2011年12月15日木曜日

PFドラッカー365の金言より 124

<< 本文 >>・・・・・3日前からの各日のブログの続きです。
分権制の成立には厳格な条件がある。
①全体に対して利益を貢献しなければならないから、利益を把握できる単位において初めて適用することができる。
②トップマネジメントの仕事が明確に規定されて、初めて有効に機能する。トップマネジメントが現業の仕事に煩わされることなく、明日のための方向づけ、戦略、目標、意思決定に専念できるようにする。
③自立的な事業である現業部門に対し「責任」を要求する。最大限の「自立性」を与えるが故に最大限の「責任」を要求する。
④自立性には信頼性が不可欠である。トップマネジメントと現業のマネジメントは、「期待する成果」、「仕事の水準」、「将来性」について共通の理解を必要とする。各部局に与えられる「自立性」とは「独立性」ではない。「自立性」とは全体の成果のための手段である。
各部局は全体の利益に貢献するのではなく、全体に対して利益を貢献しなければならない。

(コメント)
これを読む程に、稲盛さまの唱えるアメーバー型組織を連想してしまいます。
特に「全体の利益に貢献するのではなく、全体に対して利益を貢献しなければならない」という微妙な表現に注意すべきです。「全体の利益に貢献する」という漠然としたものだと、貢献している「つもり」に陥り易いのです。そうではなく、具体的な利益を出して貢献することが必要です。その為、具体的な利益を把握できる最小限の単位が分権制の最小限の単位となります。
また、分権制(事業部制など)を導入すると、各部局(=各事業部)のやるべき仕事に重きが置かれた検討がなされます。

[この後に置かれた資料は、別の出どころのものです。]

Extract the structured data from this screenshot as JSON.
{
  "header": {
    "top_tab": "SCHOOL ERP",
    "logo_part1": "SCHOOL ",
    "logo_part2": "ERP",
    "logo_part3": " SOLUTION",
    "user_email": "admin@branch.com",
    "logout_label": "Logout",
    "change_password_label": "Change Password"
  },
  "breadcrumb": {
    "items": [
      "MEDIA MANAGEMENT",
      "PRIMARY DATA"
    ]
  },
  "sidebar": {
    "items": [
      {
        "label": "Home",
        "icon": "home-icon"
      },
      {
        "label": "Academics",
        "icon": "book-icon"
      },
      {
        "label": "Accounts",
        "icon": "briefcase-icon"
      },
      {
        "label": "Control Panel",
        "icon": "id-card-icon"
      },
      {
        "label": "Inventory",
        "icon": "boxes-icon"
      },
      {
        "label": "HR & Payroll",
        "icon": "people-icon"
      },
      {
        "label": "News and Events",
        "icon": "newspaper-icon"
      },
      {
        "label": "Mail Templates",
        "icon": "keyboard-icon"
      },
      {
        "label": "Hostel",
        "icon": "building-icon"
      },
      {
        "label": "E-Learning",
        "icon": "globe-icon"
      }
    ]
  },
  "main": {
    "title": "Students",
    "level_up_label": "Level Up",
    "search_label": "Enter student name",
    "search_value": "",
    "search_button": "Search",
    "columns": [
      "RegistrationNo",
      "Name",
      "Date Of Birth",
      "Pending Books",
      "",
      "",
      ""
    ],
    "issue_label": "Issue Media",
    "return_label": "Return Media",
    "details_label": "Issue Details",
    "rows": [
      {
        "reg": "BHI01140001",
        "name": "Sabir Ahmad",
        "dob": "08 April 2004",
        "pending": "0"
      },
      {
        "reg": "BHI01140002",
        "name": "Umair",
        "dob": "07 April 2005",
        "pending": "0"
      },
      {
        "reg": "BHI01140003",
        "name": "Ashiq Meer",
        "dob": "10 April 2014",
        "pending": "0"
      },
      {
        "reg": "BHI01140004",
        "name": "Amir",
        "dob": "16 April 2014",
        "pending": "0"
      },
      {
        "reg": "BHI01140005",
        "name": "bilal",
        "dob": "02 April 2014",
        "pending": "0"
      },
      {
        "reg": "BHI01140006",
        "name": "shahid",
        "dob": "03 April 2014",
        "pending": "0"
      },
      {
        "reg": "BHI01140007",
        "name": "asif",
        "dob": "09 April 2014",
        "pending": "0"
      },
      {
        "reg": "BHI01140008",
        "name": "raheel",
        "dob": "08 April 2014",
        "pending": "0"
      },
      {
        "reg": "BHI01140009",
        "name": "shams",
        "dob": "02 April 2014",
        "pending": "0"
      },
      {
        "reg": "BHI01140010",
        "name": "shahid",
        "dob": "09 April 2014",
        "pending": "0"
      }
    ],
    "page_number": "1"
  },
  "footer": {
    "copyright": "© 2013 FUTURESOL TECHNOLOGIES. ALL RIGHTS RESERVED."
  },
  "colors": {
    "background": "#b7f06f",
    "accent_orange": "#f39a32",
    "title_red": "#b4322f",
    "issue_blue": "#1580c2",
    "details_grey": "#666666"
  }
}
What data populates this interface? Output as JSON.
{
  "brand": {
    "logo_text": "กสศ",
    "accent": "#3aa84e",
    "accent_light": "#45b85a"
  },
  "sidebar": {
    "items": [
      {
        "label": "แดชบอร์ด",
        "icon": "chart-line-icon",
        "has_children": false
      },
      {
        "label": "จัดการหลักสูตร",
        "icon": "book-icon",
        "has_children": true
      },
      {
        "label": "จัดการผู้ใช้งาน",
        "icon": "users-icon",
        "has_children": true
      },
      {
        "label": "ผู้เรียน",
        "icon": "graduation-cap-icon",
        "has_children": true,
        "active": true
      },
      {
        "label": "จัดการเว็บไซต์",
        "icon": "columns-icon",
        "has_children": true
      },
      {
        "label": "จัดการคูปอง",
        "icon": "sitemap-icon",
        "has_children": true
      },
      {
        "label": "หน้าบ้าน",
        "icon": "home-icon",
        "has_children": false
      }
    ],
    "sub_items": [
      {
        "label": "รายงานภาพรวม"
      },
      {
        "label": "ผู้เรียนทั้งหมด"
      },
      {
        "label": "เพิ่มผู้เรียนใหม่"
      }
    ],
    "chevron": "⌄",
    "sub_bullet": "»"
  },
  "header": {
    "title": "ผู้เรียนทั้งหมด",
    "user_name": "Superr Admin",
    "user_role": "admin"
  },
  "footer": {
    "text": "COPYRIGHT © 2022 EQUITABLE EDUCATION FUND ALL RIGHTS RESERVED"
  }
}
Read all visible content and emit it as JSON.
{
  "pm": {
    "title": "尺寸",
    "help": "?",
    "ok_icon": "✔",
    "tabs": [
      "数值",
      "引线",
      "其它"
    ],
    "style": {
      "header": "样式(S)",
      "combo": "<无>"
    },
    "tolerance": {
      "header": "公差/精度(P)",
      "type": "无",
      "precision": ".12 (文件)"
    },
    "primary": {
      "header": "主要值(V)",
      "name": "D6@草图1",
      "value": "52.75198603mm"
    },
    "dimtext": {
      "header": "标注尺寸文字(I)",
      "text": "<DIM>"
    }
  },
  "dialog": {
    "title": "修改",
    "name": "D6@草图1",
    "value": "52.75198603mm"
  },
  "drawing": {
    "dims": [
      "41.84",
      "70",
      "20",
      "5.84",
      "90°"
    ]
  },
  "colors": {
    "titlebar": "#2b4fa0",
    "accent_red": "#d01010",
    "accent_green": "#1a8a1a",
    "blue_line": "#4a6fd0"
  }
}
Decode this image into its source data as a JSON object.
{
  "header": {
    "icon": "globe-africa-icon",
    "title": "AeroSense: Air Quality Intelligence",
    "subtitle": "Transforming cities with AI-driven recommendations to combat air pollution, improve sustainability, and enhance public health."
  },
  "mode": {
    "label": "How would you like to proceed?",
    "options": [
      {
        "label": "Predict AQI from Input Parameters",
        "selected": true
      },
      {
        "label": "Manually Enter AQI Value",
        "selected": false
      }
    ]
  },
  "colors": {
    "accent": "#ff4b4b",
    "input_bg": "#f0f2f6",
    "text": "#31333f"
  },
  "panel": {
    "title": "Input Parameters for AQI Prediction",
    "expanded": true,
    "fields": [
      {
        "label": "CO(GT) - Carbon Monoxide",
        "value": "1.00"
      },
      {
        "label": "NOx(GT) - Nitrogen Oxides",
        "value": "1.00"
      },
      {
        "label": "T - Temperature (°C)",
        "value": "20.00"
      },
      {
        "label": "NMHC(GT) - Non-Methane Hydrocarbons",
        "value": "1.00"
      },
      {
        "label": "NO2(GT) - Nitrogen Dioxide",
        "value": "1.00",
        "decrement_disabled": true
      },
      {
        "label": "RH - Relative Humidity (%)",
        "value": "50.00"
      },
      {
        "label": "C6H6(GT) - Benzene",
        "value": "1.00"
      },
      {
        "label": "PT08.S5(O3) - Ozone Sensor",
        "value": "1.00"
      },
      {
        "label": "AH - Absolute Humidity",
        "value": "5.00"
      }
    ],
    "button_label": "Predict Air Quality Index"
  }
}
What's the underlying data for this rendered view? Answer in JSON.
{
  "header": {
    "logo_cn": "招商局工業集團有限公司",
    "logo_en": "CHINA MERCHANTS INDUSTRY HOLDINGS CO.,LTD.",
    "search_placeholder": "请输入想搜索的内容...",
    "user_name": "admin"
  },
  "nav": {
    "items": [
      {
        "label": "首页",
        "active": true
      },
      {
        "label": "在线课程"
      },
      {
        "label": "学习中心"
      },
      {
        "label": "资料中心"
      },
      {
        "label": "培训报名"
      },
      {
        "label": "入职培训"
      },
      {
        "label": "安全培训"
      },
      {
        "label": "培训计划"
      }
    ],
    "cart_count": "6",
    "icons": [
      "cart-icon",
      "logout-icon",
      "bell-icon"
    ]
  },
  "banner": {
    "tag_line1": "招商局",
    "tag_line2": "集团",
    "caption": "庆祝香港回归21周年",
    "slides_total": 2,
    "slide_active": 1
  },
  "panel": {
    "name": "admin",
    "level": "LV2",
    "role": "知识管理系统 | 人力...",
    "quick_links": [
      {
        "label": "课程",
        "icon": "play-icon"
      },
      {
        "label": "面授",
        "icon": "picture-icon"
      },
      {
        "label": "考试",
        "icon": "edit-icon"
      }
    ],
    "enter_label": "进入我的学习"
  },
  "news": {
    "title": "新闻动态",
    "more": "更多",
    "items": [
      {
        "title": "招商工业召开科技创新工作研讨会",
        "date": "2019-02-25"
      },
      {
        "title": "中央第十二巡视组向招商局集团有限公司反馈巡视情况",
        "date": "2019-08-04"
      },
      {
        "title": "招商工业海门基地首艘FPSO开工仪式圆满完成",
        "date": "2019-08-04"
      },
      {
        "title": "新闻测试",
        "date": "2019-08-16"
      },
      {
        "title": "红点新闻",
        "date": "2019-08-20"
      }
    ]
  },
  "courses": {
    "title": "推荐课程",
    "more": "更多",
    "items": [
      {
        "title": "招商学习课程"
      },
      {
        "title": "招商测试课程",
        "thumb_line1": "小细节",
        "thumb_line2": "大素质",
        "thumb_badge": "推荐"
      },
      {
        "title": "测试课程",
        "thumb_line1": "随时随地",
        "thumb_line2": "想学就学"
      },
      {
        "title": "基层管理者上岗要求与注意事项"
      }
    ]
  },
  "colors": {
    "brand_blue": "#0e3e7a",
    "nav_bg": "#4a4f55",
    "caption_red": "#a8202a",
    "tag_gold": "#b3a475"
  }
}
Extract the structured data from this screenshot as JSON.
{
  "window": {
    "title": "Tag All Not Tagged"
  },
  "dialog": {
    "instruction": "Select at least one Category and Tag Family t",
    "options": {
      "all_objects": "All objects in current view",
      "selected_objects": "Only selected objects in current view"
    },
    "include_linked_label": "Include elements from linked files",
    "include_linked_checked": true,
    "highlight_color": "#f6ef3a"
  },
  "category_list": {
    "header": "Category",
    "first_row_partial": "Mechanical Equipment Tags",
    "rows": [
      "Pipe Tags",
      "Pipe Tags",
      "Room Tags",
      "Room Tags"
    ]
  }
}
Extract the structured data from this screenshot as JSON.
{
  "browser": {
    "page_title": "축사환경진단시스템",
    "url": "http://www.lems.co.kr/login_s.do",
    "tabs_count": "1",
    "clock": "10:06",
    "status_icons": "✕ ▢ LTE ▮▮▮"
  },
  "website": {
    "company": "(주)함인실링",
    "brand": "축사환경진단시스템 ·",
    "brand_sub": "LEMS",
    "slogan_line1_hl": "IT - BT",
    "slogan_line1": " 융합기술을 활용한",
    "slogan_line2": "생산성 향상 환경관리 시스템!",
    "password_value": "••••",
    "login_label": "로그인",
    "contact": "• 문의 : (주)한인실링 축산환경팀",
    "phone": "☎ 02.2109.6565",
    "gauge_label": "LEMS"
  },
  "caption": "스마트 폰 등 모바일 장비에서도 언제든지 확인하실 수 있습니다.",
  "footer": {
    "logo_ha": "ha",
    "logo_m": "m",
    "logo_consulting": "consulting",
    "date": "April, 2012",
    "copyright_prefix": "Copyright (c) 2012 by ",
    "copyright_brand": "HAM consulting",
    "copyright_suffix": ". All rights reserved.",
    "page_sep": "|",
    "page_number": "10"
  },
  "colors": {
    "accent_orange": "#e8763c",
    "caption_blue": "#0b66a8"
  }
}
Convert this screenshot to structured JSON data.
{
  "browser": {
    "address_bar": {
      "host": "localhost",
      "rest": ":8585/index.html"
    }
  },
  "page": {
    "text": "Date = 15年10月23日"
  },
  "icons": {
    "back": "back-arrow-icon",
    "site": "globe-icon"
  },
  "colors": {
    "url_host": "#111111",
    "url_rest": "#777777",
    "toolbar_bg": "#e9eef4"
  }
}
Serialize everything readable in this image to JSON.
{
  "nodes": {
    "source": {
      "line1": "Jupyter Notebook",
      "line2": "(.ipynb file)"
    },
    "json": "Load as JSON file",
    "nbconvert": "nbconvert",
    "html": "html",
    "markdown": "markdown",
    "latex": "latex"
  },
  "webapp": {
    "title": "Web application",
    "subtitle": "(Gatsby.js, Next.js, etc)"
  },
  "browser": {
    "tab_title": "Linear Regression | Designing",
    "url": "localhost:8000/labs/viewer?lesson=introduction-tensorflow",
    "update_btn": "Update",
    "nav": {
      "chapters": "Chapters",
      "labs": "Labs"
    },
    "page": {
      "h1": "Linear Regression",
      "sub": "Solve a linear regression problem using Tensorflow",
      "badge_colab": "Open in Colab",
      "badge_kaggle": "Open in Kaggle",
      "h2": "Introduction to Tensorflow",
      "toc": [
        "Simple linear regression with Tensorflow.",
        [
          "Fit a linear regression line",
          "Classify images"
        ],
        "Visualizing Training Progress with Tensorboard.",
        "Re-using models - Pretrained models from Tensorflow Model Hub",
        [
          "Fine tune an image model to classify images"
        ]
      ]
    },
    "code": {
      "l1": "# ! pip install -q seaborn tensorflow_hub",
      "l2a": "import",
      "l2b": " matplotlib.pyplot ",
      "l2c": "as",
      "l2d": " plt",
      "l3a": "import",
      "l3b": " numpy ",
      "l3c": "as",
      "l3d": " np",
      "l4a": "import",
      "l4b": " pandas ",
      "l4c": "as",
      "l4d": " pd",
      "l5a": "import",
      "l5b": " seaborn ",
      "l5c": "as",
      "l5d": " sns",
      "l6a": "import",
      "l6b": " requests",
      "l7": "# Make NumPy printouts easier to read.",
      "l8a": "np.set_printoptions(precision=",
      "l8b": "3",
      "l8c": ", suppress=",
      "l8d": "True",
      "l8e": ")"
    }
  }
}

しかし、先生は各部局ではなく寧ろトップの仕事を明確にすることが大切と説かれています。
そして更に、「自立性」と「独立性」の違いにも釘を刺されています。分権制を導入すると、得てして「自立」と「独立」とを勘違いして勝手気ままにやり出してしまう部局があるからです。あくまでも全体の中の一部局ですから、全体としての「方向づけ」、「戦略」、「目標」、「意思決定」に従わなければならない(部局の意思に反することもある)ということです。各部局の最適化は、必ずしも全体の最適化をもたらさないということです。
書籍「ボトルネック」(書籍名は定かではありません)では部分最適が全体最適とはならないことが指摘されています。生産工程において、前工程に性能の高い機械があり、後工程の機械の性能が劣る場合において、もし前工程の機械が最大限の能力を発揮して製造してしまうと、後工程では処理能力を超えてしまうために、前工程と後工程の間に仕掛品が発生してしまいます。そのため前工程の機械は後工程の機械の性能を考慮した生産をしなければ、全社として資金を在庫で寝かせるというムダが発生してしまうという事例です。
各部局が自由気ままに効率性(efficiency)を追及しても、それは必ずしも全体としての有効性(effectiveness)をもたらさないというご指摘だと思います。
ただし、分権制が「人財育成」の最も有効な手段であることに変わりはありません。
うちの規模では分権性制は無理だとお考えの方は「分権性」の箇所を「権限移譲」と置き換えてください。人財を育成のためには権限移譲が必要です。